Il 25 novembre del 1930 moriva a Firenze Pio Rajna, celeberrimo filologo e critico letterario, Accademico dei Lincei e Accademico della Crusca, che fu Alunno del Collegio Ghislieri prima di trasferirsi a Pisa, dove frequentò la Scuola Normale Superiore. All’avvicinarsi del novantesimo anniversario della morte, Rajna è stato ricordato con un lungo articolo su due quotidiani del nord della Lombardia, di cui era originario: la Provincia di Sondrio e la Provincia di Como. L’articolo è firmato da Ernesto Ferrero, direttore per un ventennio del Salone del Libro di Torino, Presidente del Centro Studi “Primo Levi” e autore presso Einaudi di numerosi romanzi, il più celebre dei quali è N., insignito del Premio Strega nel 2000.
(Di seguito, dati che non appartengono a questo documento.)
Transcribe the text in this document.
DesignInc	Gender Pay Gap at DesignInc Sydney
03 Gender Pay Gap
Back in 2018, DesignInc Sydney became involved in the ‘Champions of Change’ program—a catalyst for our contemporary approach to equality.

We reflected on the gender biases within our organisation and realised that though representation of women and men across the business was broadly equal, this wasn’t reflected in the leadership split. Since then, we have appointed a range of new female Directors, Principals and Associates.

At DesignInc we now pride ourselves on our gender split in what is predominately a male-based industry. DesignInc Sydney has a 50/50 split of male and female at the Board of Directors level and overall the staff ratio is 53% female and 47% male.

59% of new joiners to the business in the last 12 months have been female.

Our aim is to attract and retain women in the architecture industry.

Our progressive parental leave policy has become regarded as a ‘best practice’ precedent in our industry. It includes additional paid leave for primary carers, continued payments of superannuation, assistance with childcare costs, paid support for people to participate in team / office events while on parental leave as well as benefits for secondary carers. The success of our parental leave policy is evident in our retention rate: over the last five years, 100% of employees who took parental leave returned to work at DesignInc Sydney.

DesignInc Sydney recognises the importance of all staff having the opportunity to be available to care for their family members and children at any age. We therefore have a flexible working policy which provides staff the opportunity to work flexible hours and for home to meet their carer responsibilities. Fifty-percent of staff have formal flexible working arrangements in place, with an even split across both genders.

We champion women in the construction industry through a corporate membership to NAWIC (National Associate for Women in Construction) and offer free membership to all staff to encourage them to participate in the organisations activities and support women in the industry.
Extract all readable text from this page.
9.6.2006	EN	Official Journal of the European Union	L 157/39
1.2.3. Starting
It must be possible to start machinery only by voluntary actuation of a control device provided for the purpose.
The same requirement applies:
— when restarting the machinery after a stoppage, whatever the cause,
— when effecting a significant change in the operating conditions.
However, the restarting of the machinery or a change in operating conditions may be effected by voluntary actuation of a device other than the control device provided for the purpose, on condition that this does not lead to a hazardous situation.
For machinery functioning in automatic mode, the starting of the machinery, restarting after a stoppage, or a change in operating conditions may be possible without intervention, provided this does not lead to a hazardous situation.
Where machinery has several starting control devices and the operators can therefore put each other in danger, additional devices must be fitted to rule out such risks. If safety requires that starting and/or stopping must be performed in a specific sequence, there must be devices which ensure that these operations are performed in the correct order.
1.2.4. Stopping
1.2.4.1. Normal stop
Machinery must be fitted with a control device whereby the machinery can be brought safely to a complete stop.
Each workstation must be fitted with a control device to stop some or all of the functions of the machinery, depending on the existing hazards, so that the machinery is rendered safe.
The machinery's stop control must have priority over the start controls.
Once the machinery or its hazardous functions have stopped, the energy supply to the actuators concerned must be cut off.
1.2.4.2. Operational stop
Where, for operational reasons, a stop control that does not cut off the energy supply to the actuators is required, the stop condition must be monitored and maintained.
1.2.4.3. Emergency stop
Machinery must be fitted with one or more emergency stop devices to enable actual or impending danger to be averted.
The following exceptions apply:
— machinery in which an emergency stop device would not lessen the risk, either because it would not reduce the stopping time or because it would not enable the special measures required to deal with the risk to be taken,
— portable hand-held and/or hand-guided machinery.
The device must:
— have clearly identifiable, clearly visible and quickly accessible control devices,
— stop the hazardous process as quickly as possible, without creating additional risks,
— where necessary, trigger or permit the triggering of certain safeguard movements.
“In un’epoca così poco favorevole alla conservazione delle memorie storiche”, scrive Ferrero, “è probabile che Pio Rajna, una delle glorie della Valtellina, sia diventato per molti uno di quei nomi che rimangono fossilizzati nelle lapidi o nelle targhe delle vie, senza che la loro vita e le loro opere continuino a proporsi come lievito di vita civile. Adesso che ricorrono i novant’anni dalla sua scomparsa, è opportuno ricordare un magistero che non era soltanto scientifico, ma civile, a tutto tondo. Un modo per trasformare la cultura in fermento attivo”.
L’articolo ripercorre le tappe fondamentali della vita di Rajna, dalla nascita a Sondrio nel 1847 (nel palazzo oggi sede della Biblioteca Credaro, intitolata a un altro nostro Alunno celebre) agli studi che, tramite Pavia e il Ghislieri, lo condurranno poi in Normale a Pisa dove si laureerà con una tesi comparativa sulle versioni della Medea di Seneca e di Euripide. Di lì passa all’insegnamento superiore, dapprima a Modena quindi a Milano, al liceo Parini, finché Graziadio Isaia Ascoli non gli assicura il posto di professore di Letterature romanze all’Accademia scientifico-letteraria di Milano. Più di dieci anni dopo si trasferirà all’Università di Firenze, da docente di Lingue e letterature neolatine. “Acquista un appartamento nell’elegante e appartata Piazza d’Azeglio”, continua Ferrero, “ma a Sondrio e alla Valtellina resterà sempre legato anche per via dell’amore per la montagna, che divide con monsignor Achille Ratti, di dieci anni più giovane”. È Pio XI: diventerà pontefice nell’anno in cui il suo amico Rajna andrà in pensione, settantacinquenne.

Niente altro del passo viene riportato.